Excellence is a complex, multi-faceted issue and the jury is still out on the roles of natural endowment and hard work in human performance. Perhaps it is both practice and genes that make champions. How much of each, no one really knows. Genes perhaps make practice enjoyable and practice likewise makes it easier to actualize genes’ promise. One thing is clear though: when it comes to human beings, the only definite thing one can say is that nothing definite can be said about them. The perennial debate over nature vs. nurture continues.

Perhaps the best thing is to be born as a genius.
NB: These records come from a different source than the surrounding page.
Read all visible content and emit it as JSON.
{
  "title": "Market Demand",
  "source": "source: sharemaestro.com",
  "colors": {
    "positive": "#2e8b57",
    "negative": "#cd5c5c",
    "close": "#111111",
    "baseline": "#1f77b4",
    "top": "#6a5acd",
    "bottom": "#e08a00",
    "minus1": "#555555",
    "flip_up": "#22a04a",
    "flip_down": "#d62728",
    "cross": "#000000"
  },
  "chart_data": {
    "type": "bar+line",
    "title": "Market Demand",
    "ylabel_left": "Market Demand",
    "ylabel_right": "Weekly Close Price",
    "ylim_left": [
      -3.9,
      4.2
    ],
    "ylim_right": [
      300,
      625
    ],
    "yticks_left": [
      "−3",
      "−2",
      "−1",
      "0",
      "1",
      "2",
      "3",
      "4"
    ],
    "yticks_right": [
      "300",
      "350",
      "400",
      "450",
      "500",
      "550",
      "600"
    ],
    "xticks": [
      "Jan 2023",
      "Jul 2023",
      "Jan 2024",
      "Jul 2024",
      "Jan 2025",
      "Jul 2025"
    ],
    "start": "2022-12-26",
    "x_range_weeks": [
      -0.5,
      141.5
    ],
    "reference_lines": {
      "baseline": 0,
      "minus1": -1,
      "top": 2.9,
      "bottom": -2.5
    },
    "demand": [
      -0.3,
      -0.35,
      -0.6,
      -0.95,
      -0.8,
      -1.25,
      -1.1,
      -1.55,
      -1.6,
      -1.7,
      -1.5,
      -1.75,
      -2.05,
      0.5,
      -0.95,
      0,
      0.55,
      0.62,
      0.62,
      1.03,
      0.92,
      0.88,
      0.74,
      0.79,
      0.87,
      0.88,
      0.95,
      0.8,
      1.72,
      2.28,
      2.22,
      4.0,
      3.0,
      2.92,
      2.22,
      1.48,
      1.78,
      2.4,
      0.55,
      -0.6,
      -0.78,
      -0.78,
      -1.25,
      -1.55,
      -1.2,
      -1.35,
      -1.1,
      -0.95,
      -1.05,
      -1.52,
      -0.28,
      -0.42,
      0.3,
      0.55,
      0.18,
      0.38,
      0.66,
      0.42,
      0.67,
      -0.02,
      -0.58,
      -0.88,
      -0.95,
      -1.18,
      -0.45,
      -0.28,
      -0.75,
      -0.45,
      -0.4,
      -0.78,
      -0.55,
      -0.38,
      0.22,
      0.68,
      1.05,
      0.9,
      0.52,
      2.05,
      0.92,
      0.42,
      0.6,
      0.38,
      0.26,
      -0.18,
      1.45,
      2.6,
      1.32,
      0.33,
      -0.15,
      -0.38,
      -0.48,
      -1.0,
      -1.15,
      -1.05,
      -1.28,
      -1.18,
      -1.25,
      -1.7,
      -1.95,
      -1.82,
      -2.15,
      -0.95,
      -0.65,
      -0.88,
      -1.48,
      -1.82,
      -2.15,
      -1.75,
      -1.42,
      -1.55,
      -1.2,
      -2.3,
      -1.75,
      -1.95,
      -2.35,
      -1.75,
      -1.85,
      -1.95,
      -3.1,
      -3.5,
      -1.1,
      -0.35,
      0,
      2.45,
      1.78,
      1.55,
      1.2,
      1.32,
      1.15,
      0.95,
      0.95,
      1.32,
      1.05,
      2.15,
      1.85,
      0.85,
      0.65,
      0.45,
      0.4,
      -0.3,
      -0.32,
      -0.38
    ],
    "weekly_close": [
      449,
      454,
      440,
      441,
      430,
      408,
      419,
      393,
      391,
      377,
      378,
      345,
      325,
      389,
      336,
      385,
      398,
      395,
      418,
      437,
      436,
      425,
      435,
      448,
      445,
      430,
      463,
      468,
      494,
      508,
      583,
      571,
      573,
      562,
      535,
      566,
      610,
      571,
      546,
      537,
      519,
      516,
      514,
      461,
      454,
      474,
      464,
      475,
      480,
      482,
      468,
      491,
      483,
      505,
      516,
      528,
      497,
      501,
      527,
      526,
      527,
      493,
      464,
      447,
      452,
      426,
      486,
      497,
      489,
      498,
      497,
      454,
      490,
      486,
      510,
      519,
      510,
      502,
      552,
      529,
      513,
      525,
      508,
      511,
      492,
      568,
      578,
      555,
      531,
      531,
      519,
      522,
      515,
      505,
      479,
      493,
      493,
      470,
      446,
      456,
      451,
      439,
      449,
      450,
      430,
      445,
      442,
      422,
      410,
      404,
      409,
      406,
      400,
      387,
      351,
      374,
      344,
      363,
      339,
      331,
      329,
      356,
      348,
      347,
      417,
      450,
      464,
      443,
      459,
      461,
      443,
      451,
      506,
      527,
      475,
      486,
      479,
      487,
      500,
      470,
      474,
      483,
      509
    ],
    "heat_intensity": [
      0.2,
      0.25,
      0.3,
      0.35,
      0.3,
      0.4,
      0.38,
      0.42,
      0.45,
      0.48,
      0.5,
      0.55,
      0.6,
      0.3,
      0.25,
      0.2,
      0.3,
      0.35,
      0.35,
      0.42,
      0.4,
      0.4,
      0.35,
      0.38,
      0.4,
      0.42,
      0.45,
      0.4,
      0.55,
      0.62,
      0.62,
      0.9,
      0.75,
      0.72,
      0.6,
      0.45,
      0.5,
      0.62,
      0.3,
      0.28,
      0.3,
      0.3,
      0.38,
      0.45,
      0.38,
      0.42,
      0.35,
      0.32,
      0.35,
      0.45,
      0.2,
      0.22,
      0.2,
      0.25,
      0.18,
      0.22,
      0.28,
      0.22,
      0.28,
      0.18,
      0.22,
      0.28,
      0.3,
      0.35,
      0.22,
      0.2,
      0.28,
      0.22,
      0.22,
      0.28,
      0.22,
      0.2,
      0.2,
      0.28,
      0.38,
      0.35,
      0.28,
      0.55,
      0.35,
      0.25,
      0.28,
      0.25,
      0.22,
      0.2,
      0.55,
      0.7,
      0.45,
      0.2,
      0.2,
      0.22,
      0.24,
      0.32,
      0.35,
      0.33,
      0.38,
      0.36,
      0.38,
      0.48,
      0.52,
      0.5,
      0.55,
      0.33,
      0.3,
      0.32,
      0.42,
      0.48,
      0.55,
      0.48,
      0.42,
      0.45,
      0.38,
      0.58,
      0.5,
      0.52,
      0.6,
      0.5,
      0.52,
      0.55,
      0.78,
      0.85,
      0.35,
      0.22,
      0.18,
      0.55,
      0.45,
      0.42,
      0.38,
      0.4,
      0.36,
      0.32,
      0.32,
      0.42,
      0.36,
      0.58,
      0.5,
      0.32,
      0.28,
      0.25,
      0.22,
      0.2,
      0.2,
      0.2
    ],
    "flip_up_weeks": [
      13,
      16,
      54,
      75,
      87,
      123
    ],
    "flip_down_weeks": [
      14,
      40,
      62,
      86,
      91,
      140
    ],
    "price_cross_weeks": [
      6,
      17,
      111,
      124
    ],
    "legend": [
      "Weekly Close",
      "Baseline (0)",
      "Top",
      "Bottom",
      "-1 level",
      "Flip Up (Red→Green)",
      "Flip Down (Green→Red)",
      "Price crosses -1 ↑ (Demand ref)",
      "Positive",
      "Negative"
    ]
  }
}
The next best thing is to work at it!

[1] K. Anders Ericsson, R. Th. Krampe and C. TeschRomer, The role of deliberate practice in the acquisition of expert performance. Psychological Review, 1993, 100(3), 363-406.

[2] Malcolm Gladwell, Outliers: The story of success (New York: Little, Brown and Company, 2008)

[3] Geoff Colvin, Talent Is Overrated (New York: Portfolio, 2010)

[4] K. Anders Ericsson, Ralf Th. Krampe, and Clemens Tesch-Romer, The role of deliberate practice in the acquisition of expert performance.
[5] Shaunacy Ferro, Scientists Debunk The Myth That 10,000 Hours Of Practice Makes You An Expert, Fast Company,  March 12, 2014. Retrieved November 8, 2015: http://www.fastcodesign.com/3027564/asides/scientists-debunk-the-myth-that-10000-hours-of-practice-makes-you-an-expert

[6] Cited in Dan Vergano, Are Malcolm Gladwell’s 10,000 Hours of Practice Really All You Need? National Geographic, March 12, 2014. Emphasis added. Retrieved November 8, 2015: http://news.nationalgeographic.com/news/2014/03/140310-gladwell-expertise-practice-debate-intelligence/

[7] David Epstein, The Sports Gene: Inside the Science of Extraordinary Athletic Performance (New York: Current, 2014)

[8] K. Anders Ericsson, Training history, deliberate practise and elite sports performance: an analysis in response to Tucker and Collins review—what makes champions? British Journal of Sports Medicine, 2012. Retrieved November 8, 2015: http://bjsm.bmj.com/content/early/2012/10/29/bjsports-2012-091767.extract

[9] Cited in Dan Vergano, Are Malcolm Gladwell’s 10,000 Hours of Practice Really All You Need?